Monday, April 16, 2012

Ovid's shifting texture

Ovid's grouping of tales is enormously suggestive, and infinitely elusive. One sees patterns everywhere, but when one tries to tie them up into neat thematic or formal packages, the actual linkages and segues from one tale or set of tales to the next seem designed to defeat any basic order that might fit neatly into a PowerPoint demonstration.

We can say that books 1-5 appear to form a unit, and again, books 6-10 seem a middle group. And taking just the books we've read so far within the latter group, one can see certain thematic concerns:

Book 6 - Matters of Art, mimesis, hubris, human making vs. divine creation. (Arachne, Niobe, Marsyas).
            - Human rape and privation of speech (Tereus, Procne, Philomela); divine rape (Boreas and Orithyia).
Book 7 - Foedera - Bonds of trust and mistrust - how well can one know the other? Bond between men, cities, men and gods, men and women. Tales of rejuvenation. (Medea and Jason, Plague of Aegina, Aeacus and Minos, Cephalus and Procris). 
Book 8 - Love, Defenses and Vulnerability, Randomness vs. Necessity. (Scylla and Nisus, Minos and Daedalus, Daedalus and Icarus, Diana and Oineus, the Boar, Meleager, Atalanta, Althea).
            - Hospitality, Desire, Economics: (Achelous, Philemon and Baucis, Erysichthon and Mestra).

One "pattern" that emerges is that in each of these books, the major narrative thrust seems to break, or shift gears, near the middle. For example, the tales of human artists and the gods they anger in the first half of book 6 give way to the long, bloody account of Tereus and the violent "art" of Philomela and Procne.

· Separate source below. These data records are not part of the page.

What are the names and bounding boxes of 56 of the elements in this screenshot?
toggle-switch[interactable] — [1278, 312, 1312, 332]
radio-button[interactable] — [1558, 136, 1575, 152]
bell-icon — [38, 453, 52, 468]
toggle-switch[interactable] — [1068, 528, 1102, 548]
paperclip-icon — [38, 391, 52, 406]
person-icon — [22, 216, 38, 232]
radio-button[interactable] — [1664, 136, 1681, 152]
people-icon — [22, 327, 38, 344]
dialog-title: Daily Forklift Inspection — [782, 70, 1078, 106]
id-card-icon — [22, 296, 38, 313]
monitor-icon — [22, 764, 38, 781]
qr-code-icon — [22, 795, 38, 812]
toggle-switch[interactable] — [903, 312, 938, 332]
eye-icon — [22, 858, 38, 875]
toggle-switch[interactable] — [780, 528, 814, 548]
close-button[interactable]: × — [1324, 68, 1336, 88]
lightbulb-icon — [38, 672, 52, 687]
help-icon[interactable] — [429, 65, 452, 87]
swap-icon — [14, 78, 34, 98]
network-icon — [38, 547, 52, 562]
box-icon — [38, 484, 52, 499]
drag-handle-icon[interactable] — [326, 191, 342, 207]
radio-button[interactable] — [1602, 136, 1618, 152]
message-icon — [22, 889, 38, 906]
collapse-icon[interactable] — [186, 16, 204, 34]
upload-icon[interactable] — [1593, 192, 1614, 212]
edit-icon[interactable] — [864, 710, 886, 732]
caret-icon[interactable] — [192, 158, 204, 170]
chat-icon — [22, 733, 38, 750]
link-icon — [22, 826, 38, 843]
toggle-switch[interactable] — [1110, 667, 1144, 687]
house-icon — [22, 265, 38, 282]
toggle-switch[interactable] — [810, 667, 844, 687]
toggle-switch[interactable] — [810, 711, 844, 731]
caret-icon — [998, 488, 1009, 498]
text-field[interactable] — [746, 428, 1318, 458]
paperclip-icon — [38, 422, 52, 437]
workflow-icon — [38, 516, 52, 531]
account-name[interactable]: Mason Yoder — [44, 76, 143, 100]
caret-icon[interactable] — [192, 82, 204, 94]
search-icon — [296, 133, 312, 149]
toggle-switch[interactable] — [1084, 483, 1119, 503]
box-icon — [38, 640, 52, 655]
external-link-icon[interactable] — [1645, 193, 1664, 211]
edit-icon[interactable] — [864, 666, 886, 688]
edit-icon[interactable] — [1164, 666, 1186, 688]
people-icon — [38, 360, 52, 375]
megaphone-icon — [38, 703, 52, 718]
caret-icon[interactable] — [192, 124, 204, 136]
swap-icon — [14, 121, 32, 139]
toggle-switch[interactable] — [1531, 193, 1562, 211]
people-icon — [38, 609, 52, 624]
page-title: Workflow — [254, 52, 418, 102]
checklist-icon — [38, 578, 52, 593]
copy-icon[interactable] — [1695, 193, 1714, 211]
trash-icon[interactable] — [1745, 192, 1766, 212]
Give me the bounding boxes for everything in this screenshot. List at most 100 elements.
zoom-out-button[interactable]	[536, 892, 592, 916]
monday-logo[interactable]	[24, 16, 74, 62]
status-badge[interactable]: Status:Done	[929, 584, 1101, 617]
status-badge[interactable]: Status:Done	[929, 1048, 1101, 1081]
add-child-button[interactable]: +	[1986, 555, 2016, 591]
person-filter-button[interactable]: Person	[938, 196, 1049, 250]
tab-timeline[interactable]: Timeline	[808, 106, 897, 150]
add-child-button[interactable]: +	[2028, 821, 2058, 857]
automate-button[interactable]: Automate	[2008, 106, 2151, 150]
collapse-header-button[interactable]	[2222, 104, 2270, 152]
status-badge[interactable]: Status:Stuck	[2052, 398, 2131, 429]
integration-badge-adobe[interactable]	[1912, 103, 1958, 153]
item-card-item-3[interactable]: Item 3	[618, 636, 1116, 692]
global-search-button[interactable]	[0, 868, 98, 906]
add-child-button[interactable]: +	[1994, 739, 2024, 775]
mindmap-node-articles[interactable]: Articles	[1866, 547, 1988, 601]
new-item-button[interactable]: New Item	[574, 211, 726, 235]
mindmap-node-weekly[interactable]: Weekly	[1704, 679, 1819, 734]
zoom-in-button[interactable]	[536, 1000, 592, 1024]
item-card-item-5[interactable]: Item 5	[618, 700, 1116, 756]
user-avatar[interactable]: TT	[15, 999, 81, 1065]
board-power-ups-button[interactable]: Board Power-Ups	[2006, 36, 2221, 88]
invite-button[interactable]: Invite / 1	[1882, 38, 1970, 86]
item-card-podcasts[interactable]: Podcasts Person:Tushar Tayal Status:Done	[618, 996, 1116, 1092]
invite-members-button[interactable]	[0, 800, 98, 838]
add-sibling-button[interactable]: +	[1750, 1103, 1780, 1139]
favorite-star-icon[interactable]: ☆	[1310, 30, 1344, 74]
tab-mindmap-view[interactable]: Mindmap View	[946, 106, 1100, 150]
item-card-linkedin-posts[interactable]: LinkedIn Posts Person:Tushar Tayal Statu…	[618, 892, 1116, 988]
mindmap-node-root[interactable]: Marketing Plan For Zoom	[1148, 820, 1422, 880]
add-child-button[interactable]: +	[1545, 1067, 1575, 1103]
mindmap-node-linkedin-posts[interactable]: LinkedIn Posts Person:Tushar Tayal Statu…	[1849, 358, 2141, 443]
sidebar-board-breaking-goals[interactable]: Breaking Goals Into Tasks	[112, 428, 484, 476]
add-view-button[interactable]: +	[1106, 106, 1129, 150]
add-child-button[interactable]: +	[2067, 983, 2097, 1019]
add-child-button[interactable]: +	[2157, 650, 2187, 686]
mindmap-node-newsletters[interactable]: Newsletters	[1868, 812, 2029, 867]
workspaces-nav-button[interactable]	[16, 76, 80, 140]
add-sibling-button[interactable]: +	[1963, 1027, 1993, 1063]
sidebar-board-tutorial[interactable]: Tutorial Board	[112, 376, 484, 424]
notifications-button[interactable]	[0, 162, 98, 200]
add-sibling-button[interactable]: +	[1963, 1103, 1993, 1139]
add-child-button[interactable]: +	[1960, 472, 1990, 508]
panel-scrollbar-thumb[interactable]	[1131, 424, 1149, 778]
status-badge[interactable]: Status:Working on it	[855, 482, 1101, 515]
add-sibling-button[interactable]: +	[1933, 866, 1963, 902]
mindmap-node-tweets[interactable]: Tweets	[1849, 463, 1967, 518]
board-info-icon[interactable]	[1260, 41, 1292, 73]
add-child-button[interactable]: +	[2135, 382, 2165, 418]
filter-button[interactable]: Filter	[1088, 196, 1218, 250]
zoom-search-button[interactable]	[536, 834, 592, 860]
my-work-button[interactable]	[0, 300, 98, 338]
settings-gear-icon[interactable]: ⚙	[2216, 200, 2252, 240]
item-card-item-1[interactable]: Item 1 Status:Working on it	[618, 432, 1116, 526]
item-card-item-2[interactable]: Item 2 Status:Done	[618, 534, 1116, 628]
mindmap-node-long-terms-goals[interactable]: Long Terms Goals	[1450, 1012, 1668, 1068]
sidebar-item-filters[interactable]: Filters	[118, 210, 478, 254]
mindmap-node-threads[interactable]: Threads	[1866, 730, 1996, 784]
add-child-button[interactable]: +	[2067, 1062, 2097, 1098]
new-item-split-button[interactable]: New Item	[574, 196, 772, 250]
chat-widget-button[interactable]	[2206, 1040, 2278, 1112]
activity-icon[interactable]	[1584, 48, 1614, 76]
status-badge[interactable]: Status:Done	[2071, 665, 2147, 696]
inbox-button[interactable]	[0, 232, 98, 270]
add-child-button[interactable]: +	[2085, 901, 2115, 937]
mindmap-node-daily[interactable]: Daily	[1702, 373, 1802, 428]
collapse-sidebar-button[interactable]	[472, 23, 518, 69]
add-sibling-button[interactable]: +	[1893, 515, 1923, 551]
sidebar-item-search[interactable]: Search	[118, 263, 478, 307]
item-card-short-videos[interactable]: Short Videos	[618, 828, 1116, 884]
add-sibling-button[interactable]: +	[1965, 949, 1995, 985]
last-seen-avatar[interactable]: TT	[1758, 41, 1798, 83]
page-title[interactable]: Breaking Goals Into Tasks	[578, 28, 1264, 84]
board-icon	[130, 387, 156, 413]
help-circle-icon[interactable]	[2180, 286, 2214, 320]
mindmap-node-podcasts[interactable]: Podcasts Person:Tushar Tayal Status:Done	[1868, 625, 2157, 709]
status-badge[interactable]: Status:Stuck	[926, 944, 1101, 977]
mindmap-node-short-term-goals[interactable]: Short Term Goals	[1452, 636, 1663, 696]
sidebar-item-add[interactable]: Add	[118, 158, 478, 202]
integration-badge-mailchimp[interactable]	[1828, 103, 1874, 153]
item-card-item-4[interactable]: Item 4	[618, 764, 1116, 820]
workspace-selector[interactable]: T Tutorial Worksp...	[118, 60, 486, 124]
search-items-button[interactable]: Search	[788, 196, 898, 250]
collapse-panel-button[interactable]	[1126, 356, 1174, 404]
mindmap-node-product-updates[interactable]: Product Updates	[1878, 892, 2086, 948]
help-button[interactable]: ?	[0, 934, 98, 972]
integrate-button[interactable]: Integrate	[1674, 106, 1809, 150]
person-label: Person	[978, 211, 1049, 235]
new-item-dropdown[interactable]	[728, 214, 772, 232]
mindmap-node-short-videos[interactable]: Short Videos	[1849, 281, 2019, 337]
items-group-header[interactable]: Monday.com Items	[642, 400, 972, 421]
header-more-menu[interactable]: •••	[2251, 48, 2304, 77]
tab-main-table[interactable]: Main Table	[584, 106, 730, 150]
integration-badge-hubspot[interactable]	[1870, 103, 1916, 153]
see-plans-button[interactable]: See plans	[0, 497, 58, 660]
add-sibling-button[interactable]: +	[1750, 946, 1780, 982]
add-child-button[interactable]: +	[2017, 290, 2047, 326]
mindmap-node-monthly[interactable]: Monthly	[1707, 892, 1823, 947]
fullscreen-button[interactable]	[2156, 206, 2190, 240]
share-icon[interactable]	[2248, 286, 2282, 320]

In 7, the very long narrative of Medea ends abruptly with the advent of Theseus, and the second half of the book relates to humans grappling with divine gifts.

In book 8, a series of tales involving love and or vengeance penetrating and destroying fortified places is followed by stories of hospitality and its absence.

It would seem that Ovid is going out of his way to disrupt some easy order of coherent narrative units that would coincide with the beginnings and endings of his poem's books. He would much rather introduce new matter in the middle of a book and have it wash over into the beginning of the next, as he does with the figure of the river god Achelous in book 8. The god appears in the middle to divert Theseus from attempting to cross him, and the ensuing symposium lasts until well into book 9, ending with the defeat of Achelous at the hands of Heracles.

Hercules vs. Achelous as bull

In another post I'll examine some of the patterns within a single book that might be worth considering.